Toronto Artist Sarah Teitel shows Brain Paintings at Hangman Art Gallery

Toronto artist Sarah Teitel is showing a collection of new works at the Hangman Art Gallery. Press are invited to attend a media reception at the gallery (756 Queen Street East, Toronto) on Tuesday, June 26, 2012 from 7pm-9pm. The exhibit, “Brain Paintings,” will run from June 26-July 15, and will feature 20 paintings and collages. It is Sarah’s first solo show.

Sarah’s work will also be featured in the 14th Annual Riverdale Art Walk from June 2 to June 3 from 11am – 6pm. This exhibit allows over 125 artists the opportunity to share their work with collectors and the general public.

Married to a neuropsychiatrist who works with MRI, Sarah Teitel has been inspired to create a series of pieces that incorporate brain images with architectural elements and cultural symbols. Some of the resulting works are soberly elegant, some playfully irreverent.

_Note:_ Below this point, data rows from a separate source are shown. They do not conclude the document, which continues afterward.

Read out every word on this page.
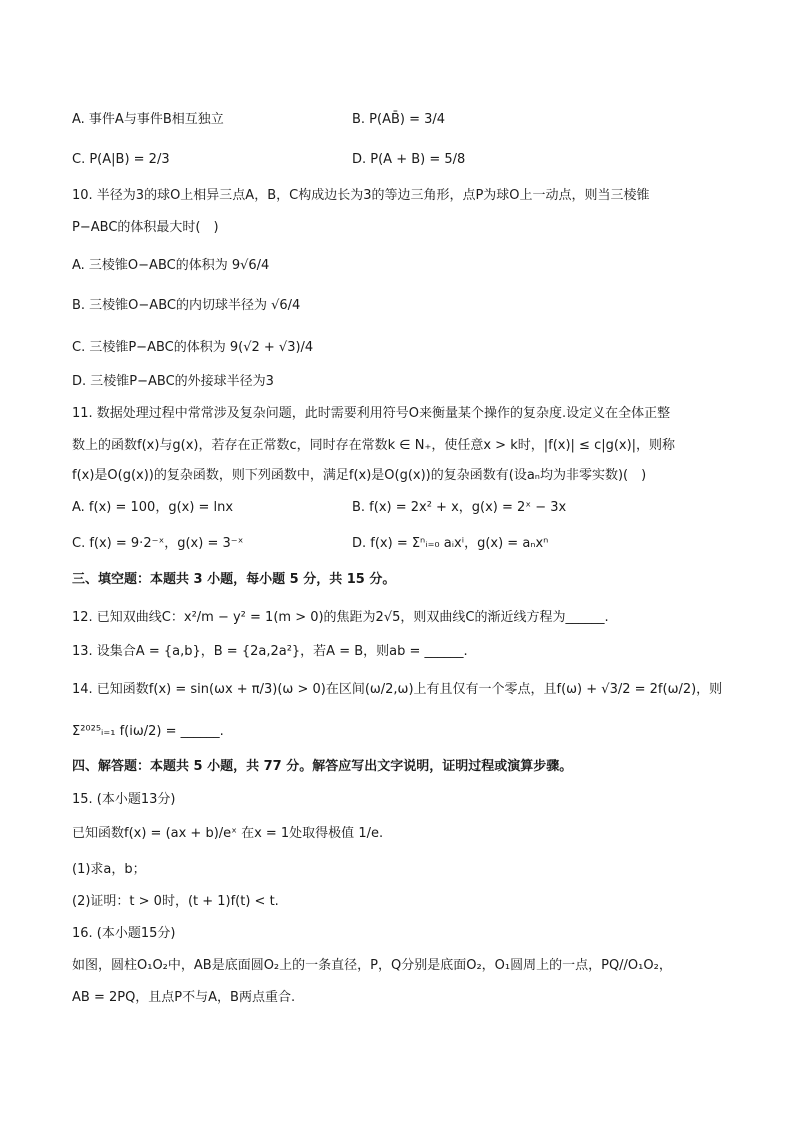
A. 事件A与事件B相互独立	B. P(AB̄) = 3/4
C. P(A|B) = 2/3	D. P(A + B) = 5/8
10. 半径为3的球O上相异三点A，B，C构成边长为3的等边三角形，点P为球O上一动点，则当三棱锥
P−ABC的体积最大时(　)
A. 三棱锥O−ABC的体积为 9√6/4
B. 三棱锥O−ABC的内切球半径为 √6/4
C. 三棱锥P−ABC的体积为 9(√2 + √3)/4
D. 三棱锥P−ABC的外接球半径为3
11. 数据处理过程中常常涉及复杂问题，此时需要利用符号O来衡量某个操作的复杂度.设定义在全体正整
数上的函数f(x)与g(x)，若存在正常数c，同时存在常数k ∈ N₊，使任意x > k时，|f(x)| ≤ c|g(x)|，则称
f(x)是O(g(x))的复杂函数，则下列函数中，满足f(x)是O(g(x))的复杂函数有(设aₙ均为非零实数)(　)
A. f(x) = 100，g(x) = lnx	B. f(x) = 2x² + x，g(x) = 2ˣ − 3x
C. f(x) = 9·2⁻ˣ，g(x) = 3⁻ˣ	D. f(x) = Σⁿᵢ₌₀ aᵢxⁱ，g(x) = aₙxⁿ
三、填空题：本题共 3 小题，每小题 5 分，共 15 分。
12. 已知双曲线C：x²/m − y² = 1(m > 0)的焦距为2√5，则双曲线C的渐近线方程为______.
13. 设集合A = {a,b}，B = {2a,2a²}，若A = B，则ab = ______.
14. 已知函数f(x) = sin(ωx + π/3)(ω > 0)在区间(ω/2,ω)上有且仅有一个零点，且f(ω) + √3/2 = 2f(ω/2)，则
Σ²⁰²⁵ᵢ₌₁ f(iω/2) = ______.
四、解答题：本题共 5 小题，共 77 分。解答应写出文字说明，证明过程或演算步骤。
15. (本小题13分)
已知函数f(x) = (ax + b)/eˣ 在x = 1处取得极值 1/e.
(1)求a，b；
(2)证明：t > 0时，(t + 1)f(t) < t.
16. (本小题15分)
如图，圆柱O₁O₂中，AB是底面圆O₂上的一条直径，P，Q分别是底面O₂，O₁圆周上的一点，PQ//O₁O₂，
AB = 2PQ，且点P不与A，B两点重合.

All pieces in the show include at least one detailed, accurate depiction of a
human brain.

“From a strictly aesthetic perspective the brain is fascinating,” says Sarah Teitel. “It can look like a flower, a landmass, a face. Its shape alone evokes so many symbols. I’m interested in exploring how colour and backdrop influence the viewer’s perception of the perceptive organ.”

Sarah creates in a variety of mediums. She sings, plays guitar and has released three albums of original songs. Her music has been played on the CBC, and on college radio stations throughout Canada and the U.S. As a performer, she has appeared at venues and festivals in Toronto, New York City and Austin, Texas.

As well, Sarah has created fashion. She handpaints vintage purses and cowboy boots that have sold from shops including 69 Vintage.

Sarah Teitel is also a published journalist and poet; she has written for The Globe and Mail, The Toronto Star, Saturday Night and Today’s Parent. Briefly, she was a wine columnist for Argyle. Her first collection of poetry will be published by Signal Editions in 2013. Several pieces Sarah will be showing at Hangman include collaged-in fragments of her poetry.

With “Brain Paintings”, Teitel hopes to stir curiosity up in viewers and communicate a sense of wonder.